AP's May 18, 2024 overview of noncitizen-voting rhetoric documented how a politically useful intuition about election fraud kept being treated as if it were established by the evidence. The report is especially useful for seeing how tiny counts, suggestive language, and moral urgency can be stretched into system-wide claims. The fallacy here is Appeal to fear: someone tries to secure agreement mainly by amplifying danger, threat, or panic rather than by showing that the conclusion is supported. That matters here because fear can be rational when the threat is real and well evidenced. That is the exact slip in this case: fear does the persuasive work that evidence and reasoning have not done.

Associated Press · 2024-05-18

Q&A on H5N1 Bird Flu

FactCheck.org's May 2024 H5N1 explainer is a strong illustration of why people need mechanisms, prevalence, and scope before drawing practical conclusions from a scary headline. It helps distinguish real uncertainty from reasoning that jumps too fast from fragments of evidence to a preferred story. The fallacy here is Appeal to fear: someone tries to secure agreement mainly by amplifying danger, threat, or panic rather than by showing that the conclusion is supported. That matters here because fear can be rational when the threat is real and well evidenced. That is the exact slip in this case: fear does the persuasive work that evidence and reasoning have not done.

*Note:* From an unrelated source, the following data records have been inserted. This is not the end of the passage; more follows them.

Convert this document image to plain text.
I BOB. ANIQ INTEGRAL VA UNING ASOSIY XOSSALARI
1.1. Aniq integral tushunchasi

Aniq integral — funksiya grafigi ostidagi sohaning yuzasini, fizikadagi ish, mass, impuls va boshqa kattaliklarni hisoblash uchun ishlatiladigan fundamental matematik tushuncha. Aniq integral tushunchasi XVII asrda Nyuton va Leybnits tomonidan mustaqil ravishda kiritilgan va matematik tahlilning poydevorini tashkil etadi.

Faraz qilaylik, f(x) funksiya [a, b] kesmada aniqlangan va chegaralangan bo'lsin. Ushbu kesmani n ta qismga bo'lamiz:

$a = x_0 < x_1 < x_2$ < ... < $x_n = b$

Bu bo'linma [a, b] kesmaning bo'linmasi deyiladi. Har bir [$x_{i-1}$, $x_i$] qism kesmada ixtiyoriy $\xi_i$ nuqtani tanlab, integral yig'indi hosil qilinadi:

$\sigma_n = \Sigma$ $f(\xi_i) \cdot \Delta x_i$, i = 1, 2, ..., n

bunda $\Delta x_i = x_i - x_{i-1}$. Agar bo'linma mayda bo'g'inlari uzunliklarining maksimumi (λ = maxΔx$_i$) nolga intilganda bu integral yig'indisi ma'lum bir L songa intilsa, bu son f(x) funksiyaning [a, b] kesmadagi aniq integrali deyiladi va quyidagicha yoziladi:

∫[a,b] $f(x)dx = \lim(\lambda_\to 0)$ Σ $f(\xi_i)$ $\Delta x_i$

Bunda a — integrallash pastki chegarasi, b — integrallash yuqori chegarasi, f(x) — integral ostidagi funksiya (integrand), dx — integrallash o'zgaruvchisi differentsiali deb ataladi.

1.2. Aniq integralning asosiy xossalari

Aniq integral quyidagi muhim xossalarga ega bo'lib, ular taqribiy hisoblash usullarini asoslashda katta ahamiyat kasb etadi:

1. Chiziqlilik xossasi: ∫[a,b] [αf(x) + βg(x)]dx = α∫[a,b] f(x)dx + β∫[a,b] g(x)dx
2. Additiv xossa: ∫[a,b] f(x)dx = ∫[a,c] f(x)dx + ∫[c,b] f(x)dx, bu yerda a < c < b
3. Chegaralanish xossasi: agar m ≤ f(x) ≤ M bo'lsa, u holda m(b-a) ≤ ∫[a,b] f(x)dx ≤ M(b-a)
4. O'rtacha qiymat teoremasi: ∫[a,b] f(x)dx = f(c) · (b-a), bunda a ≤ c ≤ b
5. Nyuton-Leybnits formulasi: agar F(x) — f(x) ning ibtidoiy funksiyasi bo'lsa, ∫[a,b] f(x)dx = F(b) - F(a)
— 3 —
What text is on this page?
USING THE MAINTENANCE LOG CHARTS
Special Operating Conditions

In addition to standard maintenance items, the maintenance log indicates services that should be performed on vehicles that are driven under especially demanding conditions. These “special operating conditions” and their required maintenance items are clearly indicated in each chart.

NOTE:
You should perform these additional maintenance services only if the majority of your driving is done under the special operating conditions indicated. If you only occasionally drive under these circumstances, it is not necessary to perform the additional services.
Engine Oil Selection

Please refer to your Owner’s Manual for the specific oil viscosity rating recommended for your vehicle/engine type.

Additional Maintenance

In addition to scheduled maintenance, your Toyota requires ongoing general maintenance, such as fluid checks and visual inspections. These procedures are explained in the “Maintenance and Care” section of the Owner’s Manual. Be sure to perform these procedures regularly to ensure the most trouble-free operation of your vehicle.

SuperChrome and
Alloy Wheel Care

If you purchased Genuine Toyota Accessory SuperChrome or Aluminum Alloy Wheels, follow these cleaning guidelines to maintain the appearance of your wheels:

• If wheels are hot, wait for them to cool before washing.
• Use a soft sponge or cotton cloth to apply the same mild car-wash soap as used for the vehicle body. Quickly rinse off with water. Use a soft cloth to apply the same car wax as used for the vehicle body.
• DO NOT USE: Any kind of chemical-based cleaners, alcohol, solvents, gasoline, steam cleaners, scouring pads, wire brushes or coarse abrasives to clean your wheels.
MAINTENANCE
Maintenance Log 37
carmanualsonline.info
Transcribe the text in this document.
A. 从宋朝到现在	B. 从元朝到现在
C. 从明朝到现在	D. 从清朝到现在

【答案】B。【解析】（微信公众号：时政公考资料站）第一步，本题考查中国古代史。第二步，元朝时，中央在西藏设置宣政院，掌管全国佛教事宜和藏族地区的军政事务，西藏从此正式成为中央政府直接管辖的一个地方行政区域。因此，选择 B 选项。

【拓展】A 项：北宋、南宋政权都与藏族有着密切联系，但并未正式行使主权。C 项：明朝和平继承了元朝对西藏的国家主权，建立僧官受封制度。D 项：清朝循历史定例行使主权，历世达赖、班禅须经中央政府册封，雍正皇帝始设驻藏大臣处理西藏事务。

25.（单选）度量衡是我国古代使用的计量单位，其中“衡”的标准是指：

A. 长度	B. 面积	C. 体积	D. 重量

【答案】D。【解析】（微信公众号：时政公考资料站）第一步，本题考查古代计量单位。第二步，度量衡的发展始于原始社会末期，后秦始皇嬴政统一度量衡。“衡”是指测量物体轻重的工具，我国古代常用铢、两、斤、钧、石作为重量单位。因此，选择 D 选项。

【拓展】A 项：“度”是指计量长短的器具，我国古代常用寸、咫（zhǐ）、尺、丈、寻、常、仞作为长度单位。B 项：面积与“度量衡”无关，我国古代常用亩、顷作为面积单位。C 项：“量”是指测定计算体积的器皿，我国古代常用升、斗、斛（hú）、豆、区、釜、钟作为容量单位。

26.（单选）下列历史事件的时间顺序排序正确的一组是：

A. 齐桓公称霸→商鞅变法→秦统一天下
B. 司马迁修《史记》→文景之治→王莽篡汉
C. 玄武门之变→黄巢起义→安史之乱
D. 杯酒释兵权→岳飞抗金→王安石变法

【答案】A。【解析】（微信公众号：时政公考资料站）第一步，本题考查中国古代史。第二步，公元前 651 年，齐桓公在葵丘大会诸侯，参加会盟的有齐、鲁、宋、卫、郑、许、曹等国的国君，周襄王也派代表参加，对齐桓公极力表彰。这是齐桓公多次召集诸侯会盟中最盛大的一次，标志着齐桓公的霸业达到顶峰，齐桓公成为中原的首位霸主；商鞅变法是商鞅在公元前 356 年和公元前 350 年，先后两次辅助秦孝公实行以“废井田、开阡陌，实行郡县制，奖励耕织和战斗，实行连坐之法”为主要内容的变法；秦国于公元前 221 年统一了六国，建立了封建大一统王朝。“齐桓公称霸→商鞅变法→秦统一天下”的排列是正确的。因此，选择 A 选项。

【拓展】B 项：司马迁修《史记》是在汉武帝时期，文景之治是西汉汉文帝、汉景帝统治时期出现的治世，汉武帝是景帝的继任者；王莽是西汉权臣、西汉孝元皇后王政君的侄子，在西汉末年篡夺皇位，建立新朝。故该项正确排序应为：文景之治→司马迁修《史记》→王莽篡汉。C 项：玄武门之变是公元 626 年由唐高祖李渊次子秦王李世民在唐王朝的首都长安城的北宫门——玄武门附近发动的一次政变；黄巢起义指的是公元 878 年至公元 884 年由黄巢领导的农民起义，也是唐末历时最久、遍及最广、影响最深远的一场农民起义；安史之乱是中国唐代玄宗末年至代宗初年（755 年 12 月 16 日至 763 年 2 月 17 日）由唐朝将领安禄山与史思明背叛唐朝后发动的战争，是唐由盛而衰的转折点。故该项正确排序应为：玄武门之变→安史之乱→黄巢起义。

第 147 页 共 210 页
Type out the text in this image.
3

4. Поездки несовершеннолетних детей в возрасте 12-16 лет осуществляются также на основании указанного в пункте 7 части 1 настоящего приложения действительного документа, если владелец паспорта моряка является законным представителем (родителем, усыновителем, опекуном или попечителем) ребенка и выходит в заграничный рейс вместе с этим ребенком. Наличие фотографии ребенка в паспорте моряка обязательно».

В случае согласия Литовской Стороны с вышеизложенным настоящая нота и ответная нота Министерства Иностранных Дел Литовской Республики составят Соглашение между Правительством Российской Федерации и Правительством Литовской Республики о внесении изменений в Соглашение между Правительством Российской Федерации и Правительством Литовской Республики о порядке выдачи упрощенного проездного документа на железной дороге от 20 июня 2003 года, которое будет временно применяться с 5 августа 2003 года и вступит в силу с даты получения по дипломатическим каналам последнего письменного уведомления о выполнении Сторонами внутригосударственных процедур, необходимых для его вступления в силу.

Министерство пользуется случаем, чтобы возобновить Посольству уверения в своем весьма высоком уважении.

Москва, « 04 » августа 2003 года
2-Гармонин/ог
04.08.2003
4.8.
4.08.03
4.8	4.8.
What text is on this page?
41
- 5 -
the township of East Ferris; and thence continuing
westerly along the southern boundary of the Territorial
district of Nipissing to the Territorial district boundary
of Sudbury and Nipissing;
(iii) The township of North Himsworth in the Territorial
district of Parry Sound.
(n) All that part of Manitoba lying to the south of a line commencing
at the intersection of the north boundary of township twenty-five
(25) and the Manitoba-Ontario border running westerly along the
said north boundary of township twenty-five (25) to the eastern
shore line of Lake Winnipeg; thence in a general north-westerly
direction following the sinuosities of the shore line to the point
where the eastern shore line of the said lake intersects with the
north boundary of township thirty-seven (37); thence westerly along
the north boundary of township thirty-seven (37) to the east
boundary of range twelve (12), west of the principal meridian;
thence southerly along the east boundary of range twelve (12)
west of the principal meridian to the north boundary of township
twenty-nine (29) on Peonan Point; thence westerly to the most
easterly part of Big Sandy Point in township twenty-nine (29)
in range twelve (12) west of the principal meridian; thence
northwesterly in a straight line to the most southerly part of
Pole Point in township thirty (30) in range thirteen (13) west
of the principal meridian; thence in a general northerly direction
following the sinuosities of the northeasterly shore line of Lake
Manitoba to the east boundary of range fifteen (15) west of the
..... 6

FactCheck.org · 2024-05-04

Top Haitian official denounces false claim, repeated by Trump, that immigrants are eating pets

AP's September 26, 2024 report on Haiti's transitional council president condemning the Springfield pet-eating rumor shows how quickly a sensational falsehood can travel from fringe posts to a presidential debate to the United Nations. The case is vivid enough to illustrate both emotional manipulation and the costs of repeating an unverified claim because it 'sounds like what the other side would do.' The fallacy here is Appeal to fear: someone tries to secure agreement mainly by amplifying danger, threat, or panic rather than by showing that the conclusion is supported. That matters here because fear can be rational when the threat is real and well evidenced. That is the exact slip in this case: fear does the persuasive work that evidence and reasoning have not done.

Associated Press · 2024-09-26

FACT FOCUS: Here's a look at some of the false claims made during Biden and Trump's first debate

AP's June 27, 2024 fact check of the first Biden-Trump debate is a dense collection of real argumentative shortcuts: statistics pulled loose from context, emotionally loaded immigration claims, and repeated assertions that did more rhetorical than evidential work. It is one of the best single-source stress tests in the library. The fallacy here is Appeal to fear: someone tries to secure agreement mainly by amplifying danger, threat, or panic rather than by showing that the conclusion is supported. That matters here because fear can be rational when the threat is real and well evidenced. That is the exact slip in this case: fear does the persuasive work that evidence and reasoning have not done.

Associated Press · 2024-06-27

Related fallacies

Nearby entries chosen by shared categories and family resemblance.